Краснов недовольно передернул плечом: «Нашли место для базара! Еще немного, и продавать станут на крыльце моего штаба! Что бы ни говорили, а в армии царит настоящий кавардак, чуть ли не каждый ворует казенное имущество, скоро доберутся до орудий и британских танков! Офицеры с нижними чинами забыли о субординации, дисциплине, что приведет к анархии, поражению без боя. Необходим крепкий кулак и кнут, лишь они заставят разгильдяев перестать быть неуправляемым сбродом».
За спиной кашлянул адъютант, напоминая об очередном приказе.
– На чем остановились? – спросил Краснов.
– На святости белого движения, его освободительной миссии на благо родного многострадального Отечества, необходимости скорейшего изгнания за пределы родины или полного уничтожения большевиков, социалистов с их незаконным, не угодным Богу правительством.
Диктатор Всевеликого Войска Донского (коим Краснов стал на съезде Круга спасения Дона) наморщил лоб и выдавил из себя очередную фразу. Трескучие слова соседствовали с витиеватыми или по-военному лаконичными, рублеными. Понимал, что новый приказ мало что изменит (тем более улучшит) на фронте и в тылу, тем не менее продолжал обманывать себя, рассчитывая на успешное наступление, взятие большевистской твердыни на Нижней Волге. Мысленно видел себя въезжающим в Царицын на белоснежном скакуне, объезжающим выстроившиеся на параде войска. Приказ был простой формальностью, в нем повторялись обещания освободить попранную узурпаторами святую матушку-Россию, призывы «огнем и мечом, не жалея живота своего, выжигать с корнем все жидовско-советское».
Диктуя одно из предложений, Краснов запутался в деепричастных оборотах. Снова скривил губы. Полез в карман за платком, и без того паршивое настроение окончательно испортилось: «Опять денщик подсунул батистовый платок, более подходящий профурсетке! Увидят союзники, и я стану посмешищем».

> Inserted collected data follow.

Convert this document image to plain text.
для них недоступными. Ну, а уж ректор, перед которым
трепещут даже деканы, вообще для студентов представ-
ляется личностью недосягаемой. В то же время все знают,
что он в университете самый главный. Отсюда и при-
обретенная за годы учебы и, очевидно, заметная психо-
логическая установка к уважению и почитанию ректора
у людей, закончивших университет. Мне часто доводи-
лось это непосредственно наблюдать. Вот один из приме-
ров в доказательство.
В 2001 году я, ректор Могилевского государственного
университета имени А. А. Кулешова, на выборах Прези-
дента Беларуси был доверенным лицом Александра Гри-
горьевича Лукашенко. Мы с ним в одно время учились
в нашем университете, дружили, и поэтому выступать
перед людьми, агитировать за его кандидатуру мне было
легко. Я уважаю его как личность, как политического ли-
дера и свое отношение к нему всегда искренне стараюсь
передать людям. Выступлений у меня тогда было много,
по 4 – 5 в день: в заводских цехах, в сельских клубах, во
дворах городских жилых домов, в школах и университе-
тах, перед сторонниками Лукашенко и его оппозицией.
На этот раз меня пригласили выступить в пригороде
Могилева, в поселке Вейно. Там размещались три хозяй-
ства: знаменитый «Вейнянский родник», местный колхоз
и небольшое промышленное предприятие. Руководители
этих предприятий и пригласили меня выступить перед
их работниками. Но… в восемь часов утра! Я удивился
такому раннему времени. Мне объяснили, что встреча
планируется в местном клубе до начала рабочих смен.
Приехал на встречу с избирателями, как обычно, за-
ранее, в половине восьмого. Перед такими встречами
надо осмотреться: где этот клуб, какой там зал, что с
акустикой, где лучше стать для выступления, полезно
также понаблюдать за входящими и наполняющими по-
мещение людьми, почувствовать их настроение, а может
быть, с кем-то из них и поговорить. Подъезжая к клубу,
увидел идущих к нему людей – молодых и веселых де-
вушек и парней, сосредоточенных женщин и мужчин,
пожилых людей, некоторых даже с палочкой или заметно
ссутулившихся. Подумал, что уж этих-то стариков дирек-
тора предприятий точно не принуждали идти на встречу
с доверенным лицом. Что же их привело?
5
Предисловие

После падения Донской советской республики Краснов получил от казачьих верхов долгожданную полноту власти, стал войсковым атаманом, объявил себя диктатором всей территории Дона, Терека, Маныча, Хопра вплоть до Волги. Почувствовал прилив сил, счастья – наконец-то стала явью давно лелеемая мечта создать на юге России новое государство, в него войдут наряду с Ростовом Царицын, Камышин, немецкая колония в Сарепте.
«Недруги, которых немало, смеют называть меня немецким прихвостнем, германским подпевалой, дескать, моя Донская вольница под протекторатом иноземцев! Пересуды быстро умолкнут, стоит взять оплот красных на великой реке, тогда союзники поверят в мой талант полководца, в боеспособность армии, увеличат ассигнования, пришлют наконец-то крайне необходимые боеприпасы, перебросят с Украины свои давно обещанные дивизии. Пока все упирается в Царицын, взятие его укрепит мой авторитет, заставит немцев поторопиться».
Сомкнул веки, представил себя на главной площади древнего града, услышал приветственные крики горожан, благодаривших за освобождение от большевистской чумы. Мечтать мог долго, но суровая действительность не позволяла витать в облаках, требовала вернуться к насущным делам, в данном случае к приказу, который должен поднять в армии боевой дух, вселить веру в победу.
– Концовку напишете сами, у вас, милейший, вполне хороший слог, литературный вкус. Для меня привычнее и приятнее скакать под шквальным огнем на противника, рубить врагам головы, вести за собой доблестных сынов Дона, нежели заниматься бумагомаранием.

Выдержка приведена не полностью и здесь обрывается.